Guitars slip out of tune with time, especially if there is moisture or significant temperature differences.  Some guitars simply are more prone to slipping out of tune than others.  Of course, your string selection may play a part in this as well.  In any case, if you only tune your guitar to be in tune with itself, you may find that if you ever want to play along with a recording or with some friends that you guitar is way out of tune despite sounding just fine when you are strumming around by yourself.  So, even if you have an ear for tuning up, you are going to need to start somewhere.  The various types of tuning mechanisms we go over below will give you that way of knowing that at least your low E string is tuned to something relevant before you worry about the other strings.

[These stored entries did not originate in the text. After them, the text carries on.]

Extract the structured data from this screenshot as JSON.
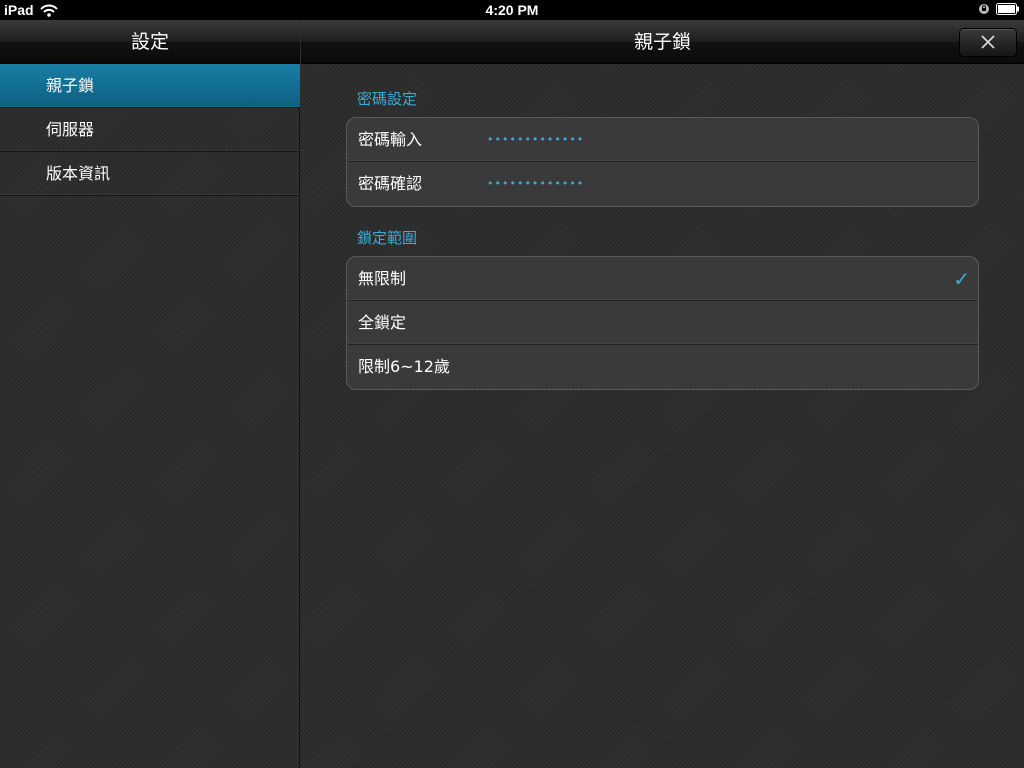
{
  "status_bar": {
    "device": "iPad",
    "time": "4:20 PM"
  },
  "master": {
    "title": "設定",
    "items": [
      {
        "label": "親子鎖",
        "selected": true
      },
      {
        "label": "伺服器",
        "selected": false
      },
      {
        "label": "版本資訊",
        "selected": false
      }
    ]
  },
  "detail": {
    "title": "親子鎖",
    "password_section": {
      "header": "密碼設定",
      "rows": [
        {
          "label": "密碼輸入",
          "value": "•••••••••••••"
        },
        {
          "label": "密碼確認",
          "value": "•••••••••••••"
        }
      ]
    },
    "lock_section": {
      "header": "鎖定範圍",
      "rows": [
        {
          "label": "無限制",
          "checked": true
        },
        {
          "label": "全鎖定",
          "checked": false
        },
        {
          "label": "限制6~12歲",
          "checked": false
        }
      ]
    }
  },
  "colors": {
    "accent": "#3fa9d6",
    "selected_row": "#1a7ea5"
  },
  "icons": [
    "wifi-icon",
    "lock-rotation-icon",
    "battery-icon",
    "close-icon",
    "checkmark-icon"
  ]
}
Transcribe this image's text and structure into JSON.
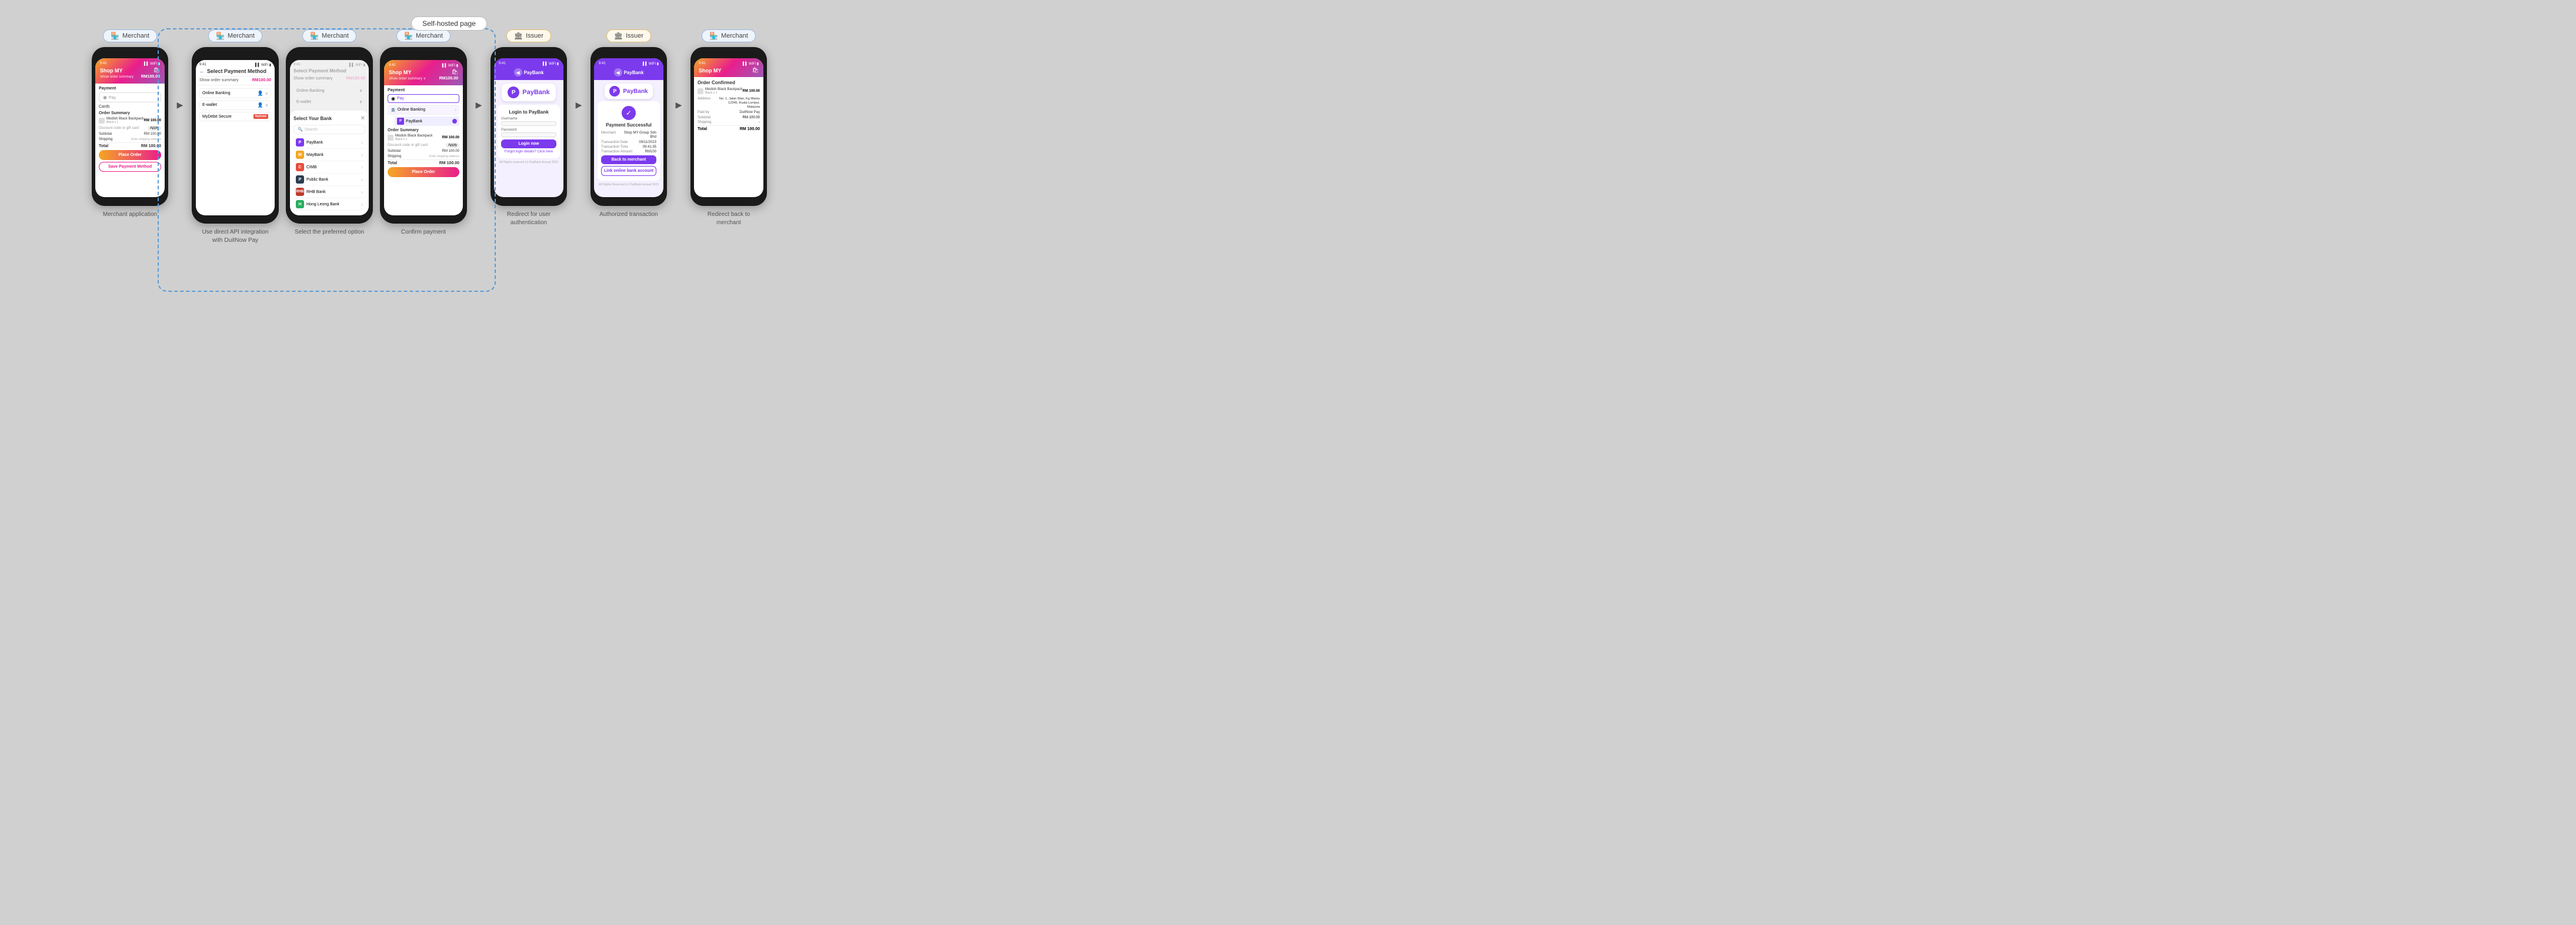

Smartphones are Lifesavers for Tuners on the Go

You no longer have to have a standalone electronic guitar tuner with you to tune up.  It was a pain anyway.  You either have to have a plug going to a wall outlet or a battery that is just sure to run out of juice at the most inopportune time.  Nowadays, almost everyone is toting a smartphone in their pocket anyway, and luckily, there are now a multitude of applications available that allow for quick and accurate guitar tuning on the go.

Most tuning applications for smartphones use the built-in microphone on the device to “listen” to you as you pluck the strings.  Then, you get real-time feedback on how high or low your pitch is.  More advanced tuner applications include some pretty amazing features, like setting different tunings and even a metronome.  There’s really no reason to not have a tuner with you at all times when it is just this easy.

The Web Can Help

There are numerous websites that help out with guitar tuning in a pinch as well.  Some just play the pitch so you can match it, and others can actually use the computer’s inputs to analyze your signal and pitch.  These are useful because they are anywhere that you have Internet access.  The drawback, of course, is that you to have a computer or something capable of viewing web pages to use one of these.  Still, it’s a good option if you are just looking for a quick step in the right direction.

Kick It Old School With a Pitch Pipe

Pitch pipes give you the ultimate portability.

Before all of this electronic nonsense, people still tuned their guitars.  Your average guitar dealer probably has one for sale still in today’s world.  These are just little pipes that are engineered so that when you blow into it, you get the exact sound of the note that you are trying to tune your guitar to.  Once you get that one string in the right pitch, matching up the others is no big deal.  The obvious advantage of a pitch pipe is that it requires no power and can be taken absolutely anywhere, so it’s a great item to have in your backpack if you like to take your guitar off the grid.  The main disadvantage to this style of tuning is it is relying on your ear for accuracy, where as most electronic tuners are going to more precise.  This may not be a big deal if you are jamming by yourself, but could be more important when playing with other people.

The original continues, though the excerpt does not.